SREs are people who take engineering-based approaches to solving operations problems: they like infrastructure, they like seeing how big complicated things work, and most importantly, they gain great satisfaction from making it better. SREs build, monitor, and maintain the systems and infrastructure that ensure our customers can quickly access their data and run workloads whenever and wherever they need to. SREs identify service problems and areas for improvement, and they follow up by fixing those problems.
Do you love to be in the operational thick of things? Do you have experience with DevOps and Live Site, a keen eye for detail and a drive to deliver 99.999% availability? The Azure Data Sql Team is looking for a Site Reliability Engineer to create and administrate live site infrastructure. This role will work on our monitor and alerting infrastructure and live site tools to support an excellent live site practice.

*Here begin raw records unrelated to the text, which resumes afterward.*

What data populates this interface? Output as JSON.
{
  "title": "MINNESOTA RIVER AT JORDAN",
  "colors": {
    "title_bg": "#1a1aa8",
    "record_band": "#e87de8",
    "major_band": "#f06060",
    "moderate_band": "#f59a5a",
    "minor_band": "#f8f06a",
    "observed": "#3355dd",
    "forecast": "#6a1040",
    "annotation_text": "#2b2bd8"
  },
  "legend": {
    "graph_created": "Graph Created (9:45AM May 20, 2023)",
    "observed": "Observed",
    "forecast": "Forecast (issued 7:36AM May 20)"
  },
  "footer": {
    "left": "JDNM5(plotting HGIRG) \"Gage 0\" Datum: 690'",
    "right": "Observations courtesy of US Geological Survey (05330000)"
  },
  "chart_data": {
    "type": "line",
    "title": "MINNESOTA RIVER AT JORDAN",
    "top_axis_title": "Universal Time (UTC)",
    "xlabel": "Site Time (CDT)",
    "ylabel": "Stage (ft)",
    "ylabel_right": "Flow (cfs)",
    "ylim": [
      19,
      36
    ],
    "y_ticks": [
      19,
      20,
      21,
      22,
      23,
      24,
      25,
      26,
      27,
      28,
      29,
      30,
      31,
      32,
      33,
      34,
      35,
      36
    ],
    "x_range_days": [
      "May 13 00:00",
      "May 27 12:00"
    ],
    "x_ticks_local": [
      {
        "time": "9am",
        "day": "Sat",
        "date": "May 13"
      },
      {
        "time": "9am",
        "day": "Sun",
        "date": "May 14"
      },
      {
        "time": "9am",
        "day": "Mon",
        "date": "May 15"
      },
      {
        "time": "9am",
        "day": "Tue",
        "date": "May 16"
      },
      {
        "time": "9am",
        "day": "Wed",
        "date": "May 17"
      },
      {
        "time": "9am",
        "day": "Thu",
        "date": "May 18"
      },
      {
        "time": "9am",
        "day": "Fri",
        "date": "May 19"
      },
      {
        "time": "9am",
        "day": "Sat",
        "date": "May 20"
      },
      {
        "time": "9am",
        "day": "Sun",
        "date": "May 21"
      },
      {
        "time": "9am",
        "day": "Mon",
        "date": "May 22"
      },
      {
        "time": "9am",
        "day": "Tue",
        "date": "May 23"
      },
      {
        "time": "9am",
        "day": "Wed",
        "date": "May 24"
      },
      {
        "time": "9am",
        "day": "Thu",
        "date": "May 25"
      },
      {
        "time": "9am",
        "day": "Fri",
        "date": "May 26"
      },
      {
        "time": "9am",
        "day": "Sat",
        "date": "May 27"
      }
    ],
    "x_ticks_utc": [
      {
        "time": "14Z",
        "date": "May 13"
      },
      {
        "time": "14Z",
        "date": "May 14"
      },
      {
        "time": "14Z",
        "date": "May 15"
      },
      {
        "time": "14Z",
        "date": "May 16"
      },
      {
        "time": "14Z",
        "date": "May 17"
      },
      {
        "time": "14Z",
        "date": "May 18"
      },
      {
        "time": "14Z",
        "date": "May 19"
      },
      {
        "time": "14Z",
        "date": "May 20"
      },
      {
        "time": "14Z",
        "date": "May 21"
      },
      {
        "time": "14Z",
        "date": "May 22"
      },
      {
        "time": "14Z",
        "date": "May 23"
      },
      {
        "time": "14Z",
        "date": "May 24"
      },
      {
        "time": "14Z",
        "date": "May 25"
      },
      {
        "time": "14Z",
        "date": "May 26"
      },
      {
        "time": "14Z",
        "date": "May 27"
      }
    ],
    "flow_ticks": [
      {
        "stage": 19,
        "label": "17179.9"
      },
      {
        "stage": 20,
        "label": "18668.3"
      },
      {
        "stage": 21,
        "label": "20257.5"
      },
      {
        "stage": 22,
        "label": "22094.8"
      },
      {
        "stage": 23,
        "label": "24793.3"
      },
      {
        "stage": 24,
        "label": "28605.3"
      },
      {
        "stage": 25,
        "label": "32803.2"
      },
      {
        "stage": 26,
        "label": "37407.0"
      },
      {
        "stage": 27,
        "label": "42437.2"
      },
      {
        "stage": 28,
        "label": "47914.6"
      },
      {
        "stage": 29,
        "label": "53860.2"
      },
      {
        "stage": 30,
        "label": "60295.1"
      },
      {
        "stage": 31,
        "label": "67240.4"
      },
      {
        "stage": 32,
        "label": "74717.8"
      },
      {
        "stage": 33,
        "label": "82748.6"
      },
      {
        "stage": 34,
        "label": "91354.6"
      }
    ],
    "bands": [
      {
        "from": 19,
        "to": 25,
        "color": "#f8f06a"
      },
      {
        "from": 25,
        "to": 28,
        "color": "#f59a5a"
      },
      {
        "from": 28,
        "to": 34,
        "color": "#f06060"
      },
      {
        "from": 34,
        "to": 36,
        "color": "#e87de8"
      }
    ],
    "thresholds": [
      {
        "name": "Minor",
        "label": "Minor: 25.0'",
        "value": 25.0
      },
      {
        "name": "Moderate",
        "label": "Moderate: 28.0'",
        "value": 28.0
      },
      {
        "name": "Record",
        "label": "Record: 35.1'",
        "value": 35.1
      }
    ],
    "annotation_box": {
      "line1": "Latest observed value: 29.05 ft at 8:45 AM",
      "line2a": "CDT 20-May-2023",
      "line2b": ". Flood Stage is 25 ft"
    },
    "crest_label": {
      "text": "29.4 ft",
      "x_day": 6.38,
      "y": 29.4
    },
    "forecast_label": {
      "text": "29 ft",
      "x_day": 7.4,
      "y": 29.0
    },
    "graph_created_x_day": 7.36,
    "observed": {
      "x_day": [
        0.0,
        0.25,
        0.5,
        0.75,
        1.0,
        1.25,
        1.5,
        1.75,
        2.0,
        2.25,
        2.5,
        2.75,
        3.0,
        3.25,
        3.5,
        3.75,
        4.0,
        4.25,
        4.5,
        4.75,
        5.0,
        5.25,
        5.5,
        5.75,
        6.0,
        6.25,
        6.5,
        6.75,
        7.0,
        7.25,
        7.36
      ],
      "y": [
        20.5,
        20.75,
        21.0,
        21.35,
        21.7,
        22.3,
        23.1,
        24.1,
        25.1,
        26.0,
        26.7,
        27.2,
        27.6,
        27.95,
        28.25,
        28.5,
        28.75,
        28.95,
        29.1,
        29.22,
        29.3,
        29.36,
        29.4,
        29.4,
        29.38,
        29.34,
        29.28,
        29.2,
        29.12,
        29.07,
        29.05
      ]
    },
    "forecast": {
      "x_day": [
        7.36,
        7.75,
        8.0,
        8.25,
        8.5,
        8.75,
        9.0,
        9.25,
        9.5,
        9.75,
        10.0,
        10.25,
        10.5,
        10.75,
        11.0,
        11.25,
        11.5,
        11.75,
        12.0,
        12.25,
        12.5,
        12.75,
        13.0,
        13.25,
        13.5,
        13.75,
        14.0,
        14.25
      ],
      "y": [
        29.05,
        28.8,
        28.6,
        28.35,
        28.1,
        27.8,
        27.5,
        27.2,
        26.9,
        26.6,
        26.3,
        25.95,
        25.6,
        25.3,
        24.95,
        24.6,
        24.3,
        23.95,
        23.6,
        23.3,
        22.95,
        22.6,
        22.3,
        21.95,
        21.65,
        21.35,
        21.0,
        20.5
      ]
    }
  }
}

We would like to talk to you if you:
- Are interested in distributed systems and working with high scale services.
- Like to work in an fast-moving environment and you aren't afraid to change things to make them better.
- Enjoy new technological challenges and solving hard problems.
Your responsibilities will include some or all of the below:
- Troubleshoot problems or flaws affecting the availability, reliability, performance, and efficiency of components and features.
- Associated troubleshooting skills, including the ability to follow cross services call-chains across arbitrary network steps. Consequent understanding of monitoring in distributed systems.
- Respond to incidents during on-call rotations by identifying the level of impact, troubleshooting issues, and deploying appropriate fixes to resolve root causes.
- Suggest potential solutions to resolve and prevent recurring issues and bring them to the attention of other engineers.
- Implement, and manage monitoring solutions for quick targeting of areas needing attention.
- Develop and implement operations and live site practice dashboards discover trends and help prioritize investments.
- Contribute technical troubleshooting guides (TSGs) to our Live Site playbook.
- Drive efficiencies in tooling, visibility and monitoring, root cause analysis.
- Familiarity with scripting languages
- Working knowledge of one or more query languages including but not limited to SQL, KQL
- Foundational understanding of distributed systems design, interactions between cloud technology layers and components, dependencies at scale, and the code that defines infrastructures.
- Demonstrated troubleshooting skills across multiple layers
- Strong verbal and written communication skills with excellent interpersonal communication and collaboration skills
- Approaches problems and solutions with a growth mindset.
- Demonstrated commitment to the success of others.
- BA/BS in Computer Science, System Administration, Networking, Mathematics, and Engineering generally, or in place of a 4-year degree, an equivalent industry internship or industry engineering experience.
- 2+ years of technical experience in software engineering, network engineering, or systems administration or
- 2+ years experience in relevant site reliability engineering, cloud operations, or microservice architecture.
- Deep knowledge of industry trends as well as advances in large-scale distributed systems and cloud technologies
- Enjoy learning and ramping up on new technologies quickly
- Passion for data-driven decision making
- Experience in a cloud stack and leveraging cloud architecture, applying site reliability principles and/or demonstrating sensitivity to operational concerns.
- Demonstrated ability to debug, fix, and optimize code.
- Excellent written and verbal communication skills a plus.